I was asked if I would, said sure no problem, and ended up back at the DMV to ask for a one-day permit for driving the PNO van.
And got told no, the buyer needs to come in and get that. But they spelled out all the fees he would have to pay and they were half what he was expecting. Cool. I’m quite happy to make his life easier.
Then this evening I was out working in the yard, noting how much faster the late sun fades now. The camphor tree had several thick clumps of thin, weak sprouts from where it had previously been trimmed by Chris’s crew and those had gotten tall enough to start shading a few fruit trees a bit and this would not do. It’s easier to remove those when they’re new.
So there I was with this big trimming hook overhead when suddenly to my left a raven took off from the redwood tree just past the fence, heading towards my backyard.
Watching it come, I waved my arms as if to shoo it away as soon as it came past the shed.
Darn if the thing didn’t do an immediate abrupt turnaround and go straight back to that tree. If it was testing me it was conceding that it had been caught.
I’ve seen you chase my Cooper’s hawks and trying to steal their catches. I know you would kill my songbirds’ babies and that your population has been exploding while theirs are just hanging in there. You know I own this yard. Not you.
Then it came again.
There was nothing I could have done to keep it from doing what it wanted to do.
I waved again.
It again braked hard mid-air as if its heels sought to connect with something to help and again it veered back to where it had come from, swooping behind the redwood this time as if to hide.
Here it comes again.
Once is an oddity, two is curious, three and more, definitely a pattern–I started counting, watching, letting the camphor take care of itself a moment; nothing here but that raven and me.

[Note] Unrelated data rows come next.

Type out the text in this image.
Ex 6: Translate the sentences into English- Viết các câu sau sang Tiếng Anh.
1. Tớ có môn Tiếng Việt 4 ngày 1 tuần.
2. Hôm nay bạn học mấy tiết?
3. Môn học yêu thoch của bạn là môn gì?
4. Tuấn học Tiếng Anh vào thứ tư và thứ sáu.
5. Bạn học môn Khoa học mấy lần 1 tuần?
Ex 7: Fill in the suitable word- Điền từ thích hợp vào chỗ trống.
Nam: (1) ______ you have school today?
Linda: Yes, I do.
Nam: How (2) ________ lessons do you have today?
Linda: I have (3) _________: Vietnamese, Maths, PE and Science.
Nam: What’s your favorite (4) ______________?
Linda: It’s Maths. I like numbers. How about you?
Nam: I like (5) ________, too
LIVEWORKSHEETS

I surely looked ridiculous. I was just a powerless little thing on the ground and its flights were almost as high as the top of that redwood. Each time it came in in a path that would take it straight over my back yard and me in the middle of it, but each time I would wave my arms just before it was quite overhead and each time it would stop right there, wings raised high flapping hard not going one inch further, then sharply away. The times it spent disappeared into the back of the tree became a few seconds longer.
The thirteenth time it retreated at last not to the redwood but across the clear open sky above several neighbors’ houses, one beyond the other, getting smaller and smaller and gone.
Yeah, like I trust that–I kept staring.
One potato, two potato, ten potato, coming from the left again with the redwood having been cover for part of its way back and here it came again. Whether it was determined to go where it wanted to go in the path it wanted to go in if I would just stop paying attention to it or whether it was simply a young one having fun playing a game with me and enjoying the attention–and corvids do play–I don’t know. But from there we went through three more redwood-to-almost-t0-me runs.
Territory: understood. Dominance: mine.
Finally, on round sixteen, it really did head way away, faster this time, across that open treeless airspace and at last that was the end of that.
I know crows and ravens recognize human faces and teach their young to at least the second and third generation to respond to those same faces. I can only wonder if this one had a family memory of a human with a gun.